Les trois protagonistes sont en double casting, apparaissant des nuits alternées. Jennifer Rowley a chanté le rôle titre lors de la soirée d'ouverture. Rowley est un véritable chanteur-acteur, particulièrement doué pour incarner la fragilité et la vulnérabilité émotionnelle de l'esclave captive Aida. Sa belle soprano était à la fois élégante et pleine de pathétique, et son contrôle tout en chantant doucement était particulièrement efficace, tandis que sa liberté physique et son expressivité gestuelle corsée en faisaient une performance des plus mémorables.

Radamès d'Adam Smith est également un choix de casting des plus satisfaisants. Smith est l'incarnation d'un chef militaire discipliné, avec un physique de baguette et une concentration d'acier, comme lorsqu'il examine des cartes et des plans avec ses soldats. Il communique même la maladresse d'un soldat face aux fonctions de la cour, en particulier lorsqu'il est contraint de nouer une alliance romantique difficile et arrangée avec la fille du roi, Amneris. Mais lorsqu'il est avec son amoureuse Aida, la profondeur de sa douceur émotionnelle et de sa passion se révèle à travers la voix et le corps. Smith a créé un arc émotionnel des plus émouvants, et il y a de nombreux moments, comme dans le duo final entre Radamès et Aida, qui sont exquis, déchirants vocalement et émotionnellement.

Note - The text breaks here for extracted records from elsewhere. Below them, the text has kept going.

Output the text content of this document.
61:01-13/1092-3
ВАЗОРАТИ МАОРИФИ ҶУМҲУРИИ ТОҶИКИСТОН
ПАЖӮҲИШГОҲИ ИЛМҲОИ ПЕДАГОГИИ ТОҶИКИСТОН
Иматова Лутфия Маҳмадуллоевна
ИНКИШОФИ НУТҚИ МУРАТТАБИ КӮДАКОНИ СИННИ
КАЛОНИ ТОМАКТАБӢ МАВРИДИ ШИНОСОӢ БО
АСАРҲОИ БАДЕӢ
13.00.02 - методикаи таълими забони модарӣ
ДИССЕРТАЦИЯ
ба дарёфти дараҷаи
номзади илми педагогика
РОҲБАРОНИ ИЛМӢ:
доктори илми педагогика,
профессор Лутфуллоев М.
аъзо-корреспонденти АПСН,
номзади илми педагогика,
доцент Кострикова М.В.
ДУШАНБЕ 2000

Raehann Bryce-Davis a une présence scénique puissante et un riche mezzo pour remplir le rôle de la princesse Amneris calculatrice et parfois cruelle, habituée à faire ce qu'elle veut. Parfois, sa voix, placée loin en arrière, manque d'articulation et est même étouffée par l'orchestre et les autres voix. Mais elle aussi a créé un arc émotionnel des plus satisfaisants, et lorsque son point de rupture arrive dans l'acte final, elle se penche, les jambes écartées, comme si elle allait creuser et s'enterrer dans la terre. C'est le moment où elle réalise la fin irréversible et tragique à laquelle elle a condamné son amour Radamès, et sa sonorité et sa physicalité combinées en font l'un des grands moments dramatiques de cet opéra ou de n'importe quelle autre de mon expérience.

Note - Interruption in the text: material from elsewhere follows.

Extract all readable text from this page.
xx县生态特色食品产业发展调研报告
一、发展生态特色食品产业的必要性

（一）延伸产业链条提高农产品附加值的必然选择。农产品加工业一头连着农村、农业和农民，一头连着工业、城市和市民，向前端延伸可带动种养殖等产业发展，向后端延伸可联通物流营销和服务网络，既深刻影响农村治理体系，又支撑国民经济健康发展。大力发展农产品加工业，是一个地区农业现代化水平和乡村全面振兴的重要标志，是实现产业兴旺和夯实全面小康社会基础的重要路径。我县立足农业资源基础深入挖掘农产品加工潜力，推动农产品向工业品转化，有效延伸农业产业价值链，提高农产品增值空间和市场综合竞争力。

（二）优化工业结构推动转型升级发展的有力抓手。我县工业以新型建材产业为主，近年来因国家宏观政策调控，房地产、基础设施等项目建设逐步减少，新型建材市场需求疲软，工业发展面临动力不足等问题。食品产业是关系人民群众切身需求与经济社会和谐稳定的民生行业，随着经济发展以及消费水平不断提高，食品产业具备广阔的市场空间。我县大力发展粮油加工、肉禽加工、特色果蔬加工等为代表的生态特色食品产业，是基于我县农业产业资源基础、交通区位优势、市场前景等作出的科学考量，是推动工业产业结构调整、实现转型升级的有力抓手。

Le chœur et l'orchestre du Washington National Opera produisent un son exceptionnel sous la direction du chef d'orchestre Kwamé Ryan. Cependant, rassembler autant de personnes sur scène à la fois semble parfois statique et compliqué, en particulier avec un ballet mis en scène simultanément à la place de l'emblématique marche triomphale (avec des éléphants). L'opéra parle de notre époque de plusieurs manières. Amener la production d’Aida au Kennedy Center Opera House pourrait signifier, intentionnellement ou non, que le respect doit être accordé aux autres États souverains et que les rois exerçant le pouvoir sont susceptibles d’avoir des conséquences tragiques en termes de dommages collatéraux. Son message pourrait également suggérer que nous devrions tous œuvrer pour la paix par l’amour. Après tout, qu’est-ce que la vie sans amour – ou sans opéra ?

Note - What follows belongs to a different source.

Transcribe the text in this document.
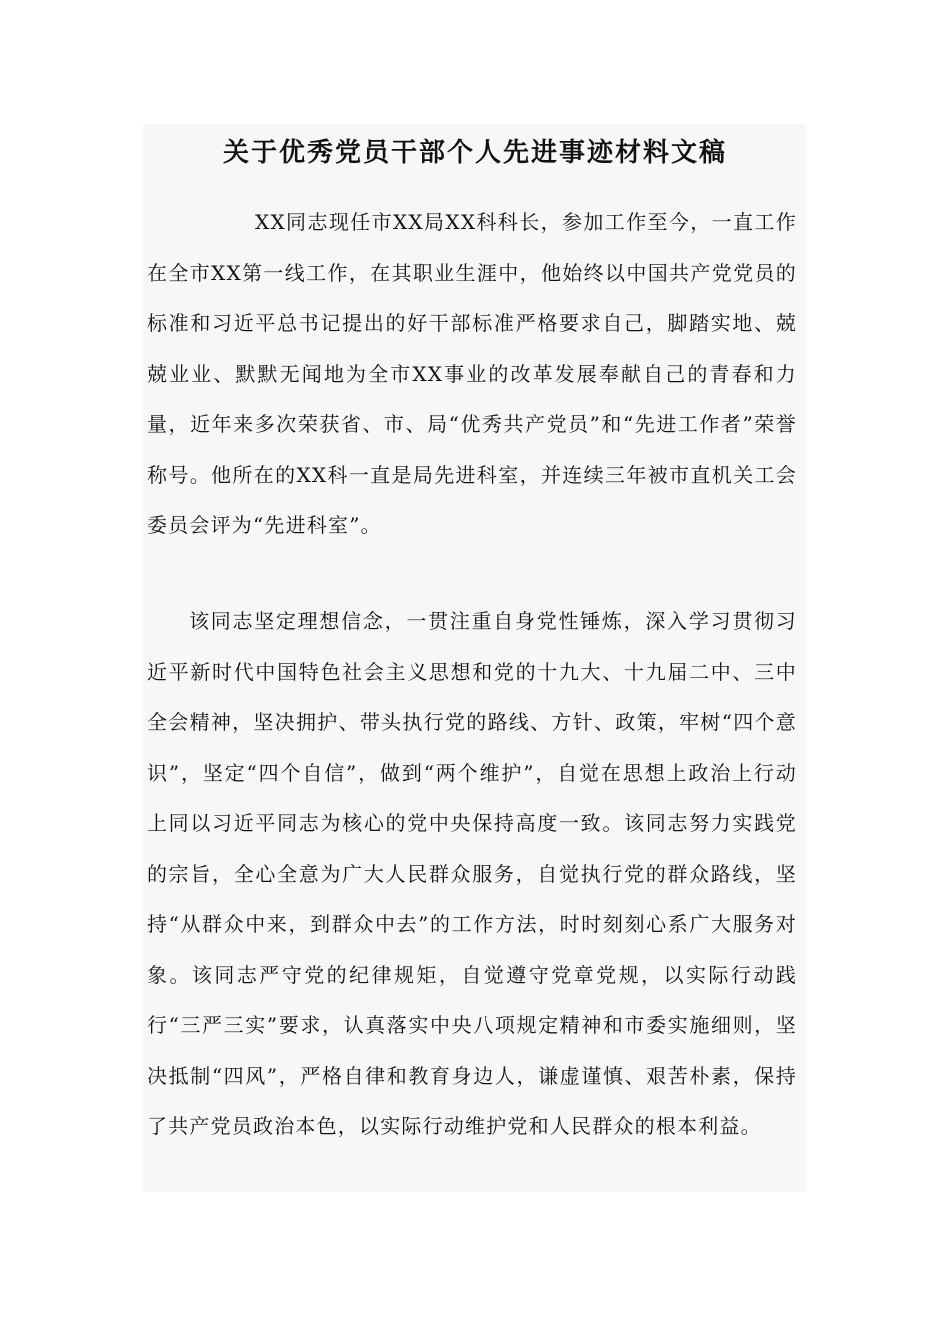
关于优秀党员干部个人先进事迹材料文稿

XX同志现任市XX局XX科科长，参加工作至今，一直工作在全市XX第一线工作，在其职业生涯中，他始终以中国共产党党员的标准和习近平总书记提出的好干部标准严格要求自己，脚踏实地、兢兢业业、默默无闻地为全市XX事业的改革发展奉献自己的青春和力量，近年来多次荣获省、市、局“优秀共产党员”和“先进工作者”荣誉称号。他所在的XX科一直是局先进科室，并连续三年被市直机关工会委员会评为“先进科室”。

该同志坚定理想信念，一贯注重自身党性锤炼，深入学习贯彻习近平新时代中国特色社会主义思想和党的十九大、十九届二中、三中全会精神，坚决拥护、带头执行党的路线、方针、政策，牢树“四个意识”，坚定“四个自信”，做到“两个维护”，自觉在思想上政治上行动上同以习近平同志为核心的党中央保持高度一致。该同志努力实践党的宗旨，全心全意为广大人民群众服务，自觉执行党的群众路线，坚持“从群众中来，到群众中去”的工作方法，时时刻刻心系广大服务对象。该同志严守党的纪律规矩，自觉遵守党章党规，以实际行动践行“三严三实”要求，认真落实中央八项规定精神和市委实施细则，坚决抵制“四风”，严格自律和教育身边人，谦虚谨慎、艰苦朴素，保持了共产党员政治本色，以实际行动维护党和人民群众的根本利益。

Durée : Trois heures avec un entracte de 25 minutes.

Aida joue jusqu'au 2 novembre 2025 à l'Opéra du Kennedy Center for the Performing Arts, 2700 F St NW, Washington, DC. Achetez des billets (à partir de 65,55 $) en ligne ou en appelant le (202) 467-4600 ou sans frais au (800) 444-1324. Les heures d'ouverture de la billetterie sont du lundi au samedi, de 10h à 21h, et le dimanche, de 12h à 21h. Un nombre limité de billets Rush à 39 $ seront disponibles pour chaque représentation à la billetterie du Kennedy Center le jour de la représentation. Les billets Rush sont disponibles 2 heures avant chaque représentation.

Le programme est en ligne ici.

Réalisé par Francesca Zambelo. Dirigé par Kwamé Ryan. Conception artistique : RETNA, scénographe : Michael Yeargan. Concepteur d'éclairage original : Mark McCullough. Concepteur d'éclairage Revival : Peter W. Mitchell. Créatrice de costumes : Anita Yavich. Chorégraphe : Jessica Lang. Maître de combat : Casey Kaleba.

Casting pour la soirée d'ouverture : Jennifer Rowley, Raehann Bryce-Davis, Adam Smith, Shenyang, Morris Robinson, Kevin Short, Dwayne Brown, Jenelle Figgins, Lauren Carroll, Nicholas Huff, ainsi que les chœurs et l'orchestre du Washington National Opera.